1.2. Appellante heeft op 18 maart 2010 bijzondere bijstand aangevraagd voor de kosten van een babyuitzet. Bij besluit van 27 april 2010 heeft het College appellante bijzondere bijstand voor de kosten van aanschaf van een babybed, commode, matras, badje en kinderstoel toegekend tot een bedrag van € 213,--. Daarbij heeft het College overwogen dat de kosten van aanschaf van een badstandaard en een bij de kinderstoel behorende beugel niet als noodzakelijk worden aangemerkt en bijzondere bijstand voor deze kosten afgewezen.
1.3. Bij besluit van 2 juli 2010 heeft het College het bezwaar tegen het besluit van 27 april 2010 ongegrond verklaard. Het College heeft daarbij, onder verwijzing naar artikel 35 van de WWB, onder meer overwogen dat bij de toekenning van bijzondere bijstand voor een babyuitzet gebruik wordt gemaakt van de 'Prijslijst Bijzondere Bijstand' zoals vermeld in de beleidsvoorschriften. Voor de artikelen kinderwagen, buggy en kleding heeft appellante geen aanvraag ingediend zodat hierover geen oordeel gevormd kan worden.
2. Bij de aangevallen uitspraak heeft de rechtbank het beroep tegen het besluit van
2 juli 2010 ongegrond verklaard.
3. Appellante heeft zich in hoger beroep tegen deze uitspraak gekeerd. Zij stelt zich op het standpunt dat het aan haar toegekende bedrag van € 213,-- aan bijzondere bijstand voor de aankoop van een complete babyuitzet te laag is en dat niet duidelijk is hoe het College precies op dit bedrag is uitgekomen. Appellante is tevens van mening dat toepassing gegeven had moeten worden aan artikel 4:84 van de Algemene wet bestuursrecht (Awb) door af te wijken van de beleidsregels.
4. De Raad komt tot de volgende beoordeling.
4.1. Het College heeft, onder verwijzing naar artikel 35 van de WWB, in het geval van appellante aanleiding gezien om bijzondere omstandigheden aanwezig te achten en heeft bijzondere bijstand toegekend voor de hiervoor in rechtsoverweging 1.2 genoemde artikelen. Het College heeft zich in het besluit van 2 juli 2010 en in het verweerschrift terecht op het standpunt gesteld dat de onderhavige aanvraag uitsluitend ziet op de daarin opgesomde artikelen en dat ook alleen daarover een beslissing is genomen. Het gaat in dit geding derhalve niet om de vraag of de toegekende bijzondere bijstand toereikend is voor de aanschaf van een complete babyuitzet.
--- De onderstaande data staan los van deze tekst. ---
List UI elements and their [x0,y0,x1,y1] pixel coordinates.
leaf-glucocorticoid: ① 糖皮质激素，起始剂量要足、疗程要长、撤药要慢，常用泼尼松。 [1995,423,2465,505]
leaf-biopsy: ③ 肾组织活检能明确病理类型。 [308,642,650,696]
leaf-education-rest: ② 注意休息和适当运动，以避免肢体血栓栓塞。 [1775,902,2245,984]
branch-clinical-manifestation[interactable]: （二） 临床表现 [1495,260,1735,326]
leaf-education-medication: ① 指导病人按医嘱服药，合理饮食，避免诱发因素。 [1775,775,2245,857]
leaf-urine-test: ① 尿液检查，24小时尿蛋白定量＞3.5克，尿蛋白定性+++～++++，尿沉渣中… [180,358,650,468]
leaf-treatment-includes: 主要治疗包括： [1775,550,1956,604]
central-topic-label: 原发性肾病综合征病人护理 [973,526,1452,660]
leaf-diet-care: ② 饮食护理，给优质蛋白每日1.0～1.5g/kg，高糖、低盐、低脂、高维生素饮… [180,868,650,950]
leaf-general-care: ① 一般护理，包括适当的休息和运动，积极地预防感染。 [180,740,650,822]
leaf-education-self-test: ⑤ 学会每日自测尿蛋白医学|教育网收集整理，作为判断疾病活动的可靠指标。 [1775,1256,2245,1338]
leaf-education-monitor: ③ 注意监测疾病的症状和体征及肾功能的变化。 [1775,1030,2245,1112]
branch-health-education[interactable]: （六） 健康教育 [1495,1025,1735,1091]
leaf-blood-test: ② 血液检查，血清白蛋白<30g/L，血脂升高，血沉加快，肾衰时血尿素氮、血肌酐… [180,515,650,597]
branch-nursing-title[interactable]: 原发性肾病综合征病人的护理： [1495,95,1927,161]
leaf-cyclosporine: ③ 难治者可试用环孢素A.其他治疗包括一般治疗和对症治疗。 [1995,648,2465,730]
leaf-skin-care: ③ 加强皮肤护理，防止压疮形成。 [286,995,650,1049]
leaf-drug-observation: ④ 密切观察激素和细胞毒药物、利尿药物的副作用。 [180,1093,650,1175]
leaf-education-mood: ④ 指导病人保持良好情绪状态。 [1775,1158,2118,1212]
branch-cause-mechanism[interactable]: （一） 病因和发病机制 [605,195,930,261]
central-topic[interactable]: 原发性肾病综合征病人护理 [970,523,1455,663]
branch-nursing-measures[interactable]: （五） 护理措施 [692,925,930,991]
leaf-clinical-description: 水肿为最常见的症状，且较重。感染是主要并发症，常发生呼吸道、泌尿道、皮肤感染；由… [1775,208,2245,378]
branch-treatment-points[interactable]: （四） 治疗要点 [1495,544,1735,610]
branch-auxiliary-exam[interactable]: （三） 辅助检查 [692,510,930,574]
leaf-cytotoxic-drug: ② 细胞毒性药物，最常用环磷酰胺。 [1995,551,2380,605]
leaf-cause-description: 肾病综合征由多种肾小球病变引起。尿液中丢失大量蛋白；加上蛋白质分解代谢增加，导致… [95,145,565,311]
4.2. Volgens vaste rechtspraak van de Raad is het College, indien het in het voorliggende geval heeft vastgesteld dat voor de kosten van een babyuitzet in beginsel bijzondere bijstand dient te worden verleend, bevoegd bij de bepaling van de hoogte van de bijstand voor de verschillende kostenposten richtprijzen te hanteren. In aanmerking genomen het karakter van de bijstand als basisvoorziening, ziet de Raad - mede gelet op de in hoger beroep door het College nog ingebrachte gegevens hieromtrent - in hetgeen appellante heeft aangevoerd geen grond voor het oordeel dat de richtprijzen voor de hier aan de orde zijnde artikelen, welke richtprijzen ieder jaar worden geïndexeerd, niet toereikend kunnen worden geacht.
4.3. De Raad volgt de rechtbank in haar oordeel dat bijzondere bijstand is toegekend conform de beleidsvoorschriften van het College en de daarin opgenomen prijslijst, en dat niet is gebleken van bijzondere omstandigheden op grond waarvan aan appellante, in afwijking van het beleid, tot een hoger bedrag bijzondere bijstand had behoren te worden verleend.
4.4. Uit het voorgaande volgt dat het hoger beroep niet slaagt, zodat de aangevallen uitspraak voor bevestiging in aanmerking komt.
5. De Raad ziet geen aanleiding voor een veroordeling in de proceskosten.
De Centrale Raad van Beroep;
Bevestigt de aangevallen uitspraak.
Deze uitspraak is gedaan door C. van Viegen, in tegenwoordigheid van J. van Dam als griffier. De beslissing is uitgesproken in het openbaar op 25 oktober 2011.